Dans les environs se trouvaient des bergers qui passaient la nuit dans les champs pour garder leurs troupeaux. L’ange du Seigneur s’approcha, et la gloire du Seigneur les enveloppa de sa lumière. Ils furent saisis d’une grande crainte, mais l’ange leur dit : « Ne craignez pas, car voici que je viens vous annoncer une bonne nouvelle, une grande joie pour tout le peuple : aujourd’hui vous est né un sauveur dans la ville de David. Il est le Messie, le Seigneur. Et voilà le signe qui vous est donné : vous trouverez un nouveau né emmailloté et couché dans une mangeoire. » Et soudain, il y eut avec l’ange une troupe céleste innombrable, qui louait Dieu en disant : « Gloire à Dieu au plus haut des cieux, et paix sur la terre aux hommes qu’il aime. »

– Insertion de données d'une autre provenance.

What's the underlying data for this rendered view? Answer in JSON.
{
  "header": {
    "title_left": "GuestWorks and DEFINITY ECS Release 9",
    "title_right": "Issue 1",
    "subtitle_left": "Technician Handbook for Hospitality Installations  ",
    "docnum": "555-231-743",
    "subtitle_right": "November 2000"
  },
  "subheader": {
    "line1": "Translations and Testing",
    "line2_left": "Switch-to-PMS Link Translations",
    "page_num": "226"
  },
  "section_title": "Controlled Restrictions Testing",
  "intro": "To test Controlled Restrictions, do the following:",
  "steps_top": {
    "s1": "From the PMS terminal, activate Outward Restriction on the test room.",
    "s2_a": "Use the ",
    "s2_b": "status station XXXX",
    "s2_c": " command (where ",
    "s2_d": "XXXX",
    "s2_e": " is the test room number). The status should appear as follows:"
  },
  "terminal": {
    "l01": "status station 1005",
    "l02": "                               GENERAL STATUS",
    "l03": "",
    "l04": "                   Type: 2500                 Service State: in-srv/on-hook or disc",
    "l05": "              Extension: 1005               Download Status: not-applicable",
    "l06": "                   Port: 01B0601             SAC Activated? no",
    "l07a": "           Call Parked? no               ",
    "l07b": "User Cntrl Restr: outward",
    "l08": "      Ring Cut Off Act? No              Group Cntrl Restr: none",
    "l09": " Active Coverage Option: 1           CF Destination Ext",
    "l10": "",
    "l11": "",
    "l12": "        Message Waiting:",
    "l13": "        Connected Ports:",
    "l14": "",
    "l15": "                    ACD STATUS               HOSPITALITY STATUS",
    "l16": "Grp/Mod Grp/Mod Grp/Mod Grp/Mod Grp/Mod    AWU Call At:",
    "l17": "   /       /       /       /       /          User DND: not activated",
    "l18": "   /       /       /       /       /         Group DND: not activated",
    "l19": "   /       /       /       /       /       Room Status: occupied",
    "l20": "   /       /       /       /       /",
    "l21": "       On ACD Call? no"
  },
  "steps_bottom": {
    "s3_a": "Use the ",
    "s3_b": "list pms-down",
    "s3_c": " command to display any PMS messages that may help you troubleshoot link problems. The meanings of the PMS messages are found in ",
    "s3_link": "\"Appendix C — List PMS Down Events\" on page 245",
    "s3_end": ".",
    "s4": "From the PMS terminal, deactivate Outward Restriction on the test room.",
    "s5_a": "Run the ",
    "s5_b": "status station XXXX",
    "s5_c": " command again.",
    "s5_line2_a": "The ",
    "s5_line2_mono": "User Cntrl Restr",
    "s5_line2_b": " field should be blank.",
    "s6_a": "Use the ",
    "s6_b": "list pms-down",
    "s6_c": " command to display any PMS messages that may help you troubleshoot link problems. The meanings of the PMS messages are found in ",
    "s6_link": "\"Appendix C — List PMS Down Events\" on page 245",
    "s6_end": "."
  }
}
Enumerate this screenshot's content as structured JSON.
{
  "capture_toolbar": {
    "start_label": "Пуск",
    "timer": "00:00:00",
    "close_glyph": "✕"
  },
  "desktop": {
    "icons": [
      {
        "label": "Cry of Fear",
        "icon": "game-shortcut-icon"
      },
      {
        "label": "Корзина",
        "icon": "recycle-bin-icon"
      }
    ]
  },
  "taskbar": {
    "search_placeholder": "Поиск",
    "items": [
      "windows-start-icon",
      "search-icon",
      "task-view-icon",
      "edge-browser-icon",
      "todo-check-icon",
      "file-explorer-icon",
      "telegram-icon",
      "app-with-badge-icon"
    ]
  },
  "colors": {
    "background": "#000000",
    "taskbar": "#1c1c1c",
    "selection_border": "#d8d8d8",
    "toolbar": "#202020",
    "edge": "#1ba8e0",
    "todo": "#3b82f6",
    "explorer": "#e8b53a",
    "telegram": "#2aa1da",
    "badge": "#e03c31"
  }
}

La visite des mages est racontée par l’Evangéliste Matthieu au chapitre 2, versets 1 à 12. Des mages qui venaient d’Orient arrivèrent à Jérusalem et demandèrent : « Où est le roi des juifs qui vient de naître ? Nous avons vu son étoile se lever à l’Est et nous sommes venus nous prosterner devant lui. » Quand il apprit la nouvelle, le roi Hérode fut très inquiet et toute la ville de Jérusalem avec lui. Il réunit tous les chefs des prêtres et tous les maîtres de la loi pour leur demander à quel endroit devait naître le Messie. Ils lui répondirent : « A Bethléem en Judée. »……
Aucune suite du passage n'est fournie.